4. Preparing for Sale Involves a Mix of Business Strategy, Market Awareness, and Self Reflection

  • Ethan McAfee acknowledged that many founders sell “too late” after burnout already starts to show, so he suggests proactively planning a sale a few years before you actually want to sell.

  • Jim Datovech reminded listeners that markets, regulation, and capital cycles matter as much as personal readiness.

  • Andrew Sherman reinforced that being mentally “ready” to sell is one thing — true readiness comes from looking at your team members, operations, financials, and narrative through the eyes of the buyer and preparing accordingly.

  • Cary Hatch continually emphasized the importance of engaging in deep, honest self-reflection as a founder about what you’re truly gaining from a sale and what you’ll need to feel satisfied on the other side of it.

  • Ethan McAfee also emphasized that founders retain far more control over timing and outcomes when they prioritize profitability and disciplined burn over aggressive revenue growth. He argued that the less money you lose, the more freedom you have to choose when and how you sell.

    The Takeaway:
    The best exits happen when founders align market readiness with personal readiness, not just one or the other.

5. Good Advisors Can Change Everything

  • Ab Emam credited his banker with helping him move from 5–6x multiples to 9x.

  • Susan Apgood emphasized the importance of trusting your intuition when selecting a broker, since the wrong one can have a deeply negative impact.

  • Andrew Sherman argued that it’s not enough to have a regular lawyer or bookkeeper – hiring an M&A lawyer, a prominent accounting firm, and a strategic advisory team pays off significantly in the long term.

  • Viraj Gandhi shared that his investment banker gave him a level of trust, access, and preparation that proved invaluable throughout the process.

    The Takeaway:
    From investment bankers to lawyers to communications partners, it’s crucial to have the right team. Good advisors don’t just protect value – they also help founders spot and unlock the value they didn’t realize they had.

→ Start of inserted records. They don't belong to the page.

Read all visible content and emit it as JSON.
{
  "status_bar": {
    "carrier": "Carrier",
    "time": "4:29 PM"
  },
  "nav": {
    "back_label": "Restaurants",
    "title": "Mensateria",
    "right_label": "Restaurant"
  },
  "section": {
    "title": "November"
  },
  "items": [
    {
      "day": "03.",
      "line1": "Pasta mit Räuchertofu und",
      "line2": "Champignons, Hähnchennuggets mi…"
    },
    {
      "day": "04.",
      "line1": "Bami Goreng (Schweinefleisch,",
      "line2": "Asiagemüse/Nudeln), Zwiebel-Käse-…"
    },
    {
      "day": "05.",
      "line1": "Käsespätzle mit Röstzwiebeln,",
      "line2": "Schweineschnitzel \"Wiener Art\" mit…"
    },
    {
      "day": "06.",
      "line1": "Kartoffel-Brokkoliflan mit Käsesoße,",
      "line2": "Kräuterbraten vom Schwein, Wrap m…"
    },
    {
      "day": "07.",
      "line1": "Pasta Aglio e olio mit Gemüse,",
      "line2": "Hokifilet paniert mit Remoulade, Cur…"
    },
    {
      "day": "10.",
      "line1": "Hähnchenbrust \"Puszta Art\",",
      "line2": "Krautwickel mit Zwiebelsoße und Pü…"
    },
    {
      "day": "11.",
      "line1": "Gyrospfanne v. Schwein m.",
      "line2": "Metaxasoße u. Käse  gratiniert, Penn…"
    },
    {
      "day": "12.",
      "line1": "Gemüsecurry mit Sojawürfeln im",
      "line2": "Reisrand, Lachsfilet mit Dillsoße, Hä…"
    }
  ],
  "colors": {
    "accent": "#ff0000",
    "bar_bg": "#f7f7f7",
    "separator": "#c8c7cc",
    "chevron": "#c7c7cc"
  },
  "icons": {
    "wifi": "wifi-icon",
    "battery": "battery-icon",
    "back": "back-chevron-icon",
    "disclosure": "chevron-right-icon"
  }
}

Additional Founder Takeaways

Beyond the major themes that surfaced, here are a few more lessons that are worth calling out on their own:

  • Jake Bittner emphasized the importance of learning to think like “deal people” well before a transaction is on the table.

  • Jim Datovech highlighted the long-term impact of financial discipline, noting that growth capital is expensive and that spending restraint pays off especially when market conditions shift.

  • Bess Winston reflected on the advice she received when she began the sale process, sharing that well-meaning voices can sometimes distract founders from their own instincts and priorities at critical decision points.

  • Allan Klassen stressed the importance of identifying and communicating non-negotiables early – particularly when selling to a larger, transaction-driven organization – so founders don’t lose clarity or compromise values under pressure.

  • Ethan McAfee knew that he wanted a clean break from his company post-sale to focus on the next chapter, so he intentionally made himself less central to the business by stepping down as CEO before selling.

The Big Picture

Across ten distinct guest reflections, it became clear that selling a company can test and shape your identity, leadership, patience, and self-awareness. And it almost always changes founders in ways they never could have expected. 

Our goal for this season was to demystify the exit process, providing pragmatic advice and anecdotes meant to sharpen your strategy and calm your nerves whether you’re a founder who’s initiated the sale process or quietly wondering if it’s time. 

We are looking forward to another season of insightful conversations, this time with guests from the worlds of buy-side M&A, investment banking, and venture capital to offer a multifaceted perspective of the exit process and insights for founders experiencing different types of inflection points. We hope you will continue to enjoy our programming!